Termination of Treatment
IPT is explicitly defined as time-limited, not open-ended, treatment. Frequency and duration are defined at the outset in a contract the therapist makes with the patient. The duration and frequency of IPT can vary: e.g., for treatment of an acute depressive episode, weekly and sometimes twice- weekly sessions of forty-five to fifty minutes for twelve to sixteen weeks have been used. In maintenance treatment, two dosage schedules have been used: weekly sessions for six months in one study, and monthly sessions for three years, in two other trials. Other dosages are possible and are being tested. The dosages used to date have been primarily determined by research protocols, which may be preferable to the current determination of the length of many therapies by third-party payors and managed care. In any case, it is important to maintain the initial contract.

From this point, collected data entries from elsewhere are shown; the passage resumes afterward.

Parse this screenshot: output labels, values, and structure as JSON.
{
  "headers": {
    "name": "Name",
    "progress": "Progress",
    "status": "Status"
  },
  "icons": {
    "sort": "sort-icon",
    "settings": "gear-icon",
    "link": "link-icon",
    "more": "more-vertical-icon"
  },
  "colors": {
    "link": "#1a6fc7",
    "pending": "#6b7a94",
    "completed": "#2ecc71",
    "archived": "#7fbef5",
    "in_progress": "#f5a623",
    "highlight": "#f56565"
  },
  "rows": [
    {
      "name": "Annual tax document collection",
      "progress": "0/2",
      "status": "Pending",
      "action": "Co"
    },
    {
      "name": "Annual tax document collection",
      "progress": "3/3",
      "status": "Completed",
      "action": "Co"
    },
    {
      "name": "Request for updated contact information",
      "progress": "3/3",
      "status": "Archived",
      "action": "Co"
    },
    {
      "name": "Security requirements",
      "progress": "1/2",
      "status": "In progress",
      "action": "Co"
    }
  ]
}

The optimal duration of treatment may vary from patient to patient; nonetheless, in each case, a time frame should be specified at the outset of treatment in order to focus on goals. Changes in this contract should be explicitly renegotiated.

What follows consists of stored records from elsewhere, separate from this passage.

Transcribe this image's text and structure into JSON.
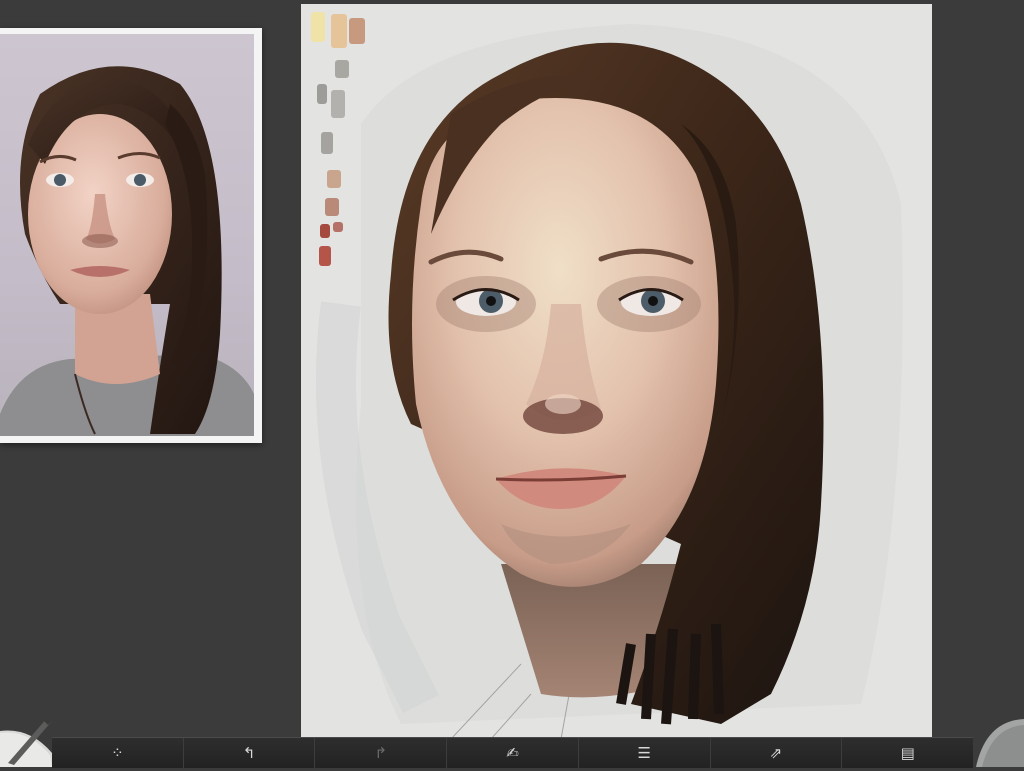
{
  "app": {
    "canvas_background": "#e3e3e1",
    "workspace_background": "#3b3b3b"
  },
  "palette": {
    "swatches": [
      "#efe3a8",
      "#e6c49a",
      "#c79a80",
      "#a9a7a2",
      "#9e9c98",
      "#b3b1ad",
      "#a5a3a0",
      "#c9a58e",
      "#b98a78",
      "#a54a3f",
      "#b57068",
      "#b5554a"
    ]
  },
  "toolbar": {
    "buttons": [
      {
        "name": "brush-settings-button",
        "icon": "dots-icon",
        "glyph": "⁘",
        "enabled": true
      },
      {
        "name": "undo-button",
        "icon": "undo-icon",
        "glyph": "↰",
        "enabled": true
      },
      {
        "name": "redo-button",
        "icon": "redo-icon",
        "glyph": "↱",
        "enabled": false
      },
      {
        "name": "reference-button",
        "icon": "figure-icon",
        "glyph": "✍",
        "enabled": true
      },
      {
        "name": "layers-button",
        "icon": "layers-icon",
        "glyph": "☰",
        "enabled": true
      },
      {
        "name": "export-button",
        "icon": "export-icon",
        "glyph": "⇗",
        "enabled": true
      },
      {
        "name": "gallery-button",
        "icon": "folder-icon",
        "glyph": "▤",
        "enabled": true
      }
    ]
  }
}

As in other time-limited therapies, termination should be specifically discussed at least two to four sessions before it occurs. At termination, the patient faces the task of giving up a relationship and establishing a sense of competence to deal with further problems without the psychotherapist's help. Failure to accomplish these tasks may lead to a return of depressive symptoms as the end of treatment approaches or shortly after its end. This symptomatic worsening may in turn bring on a renewed sense of hopelessness.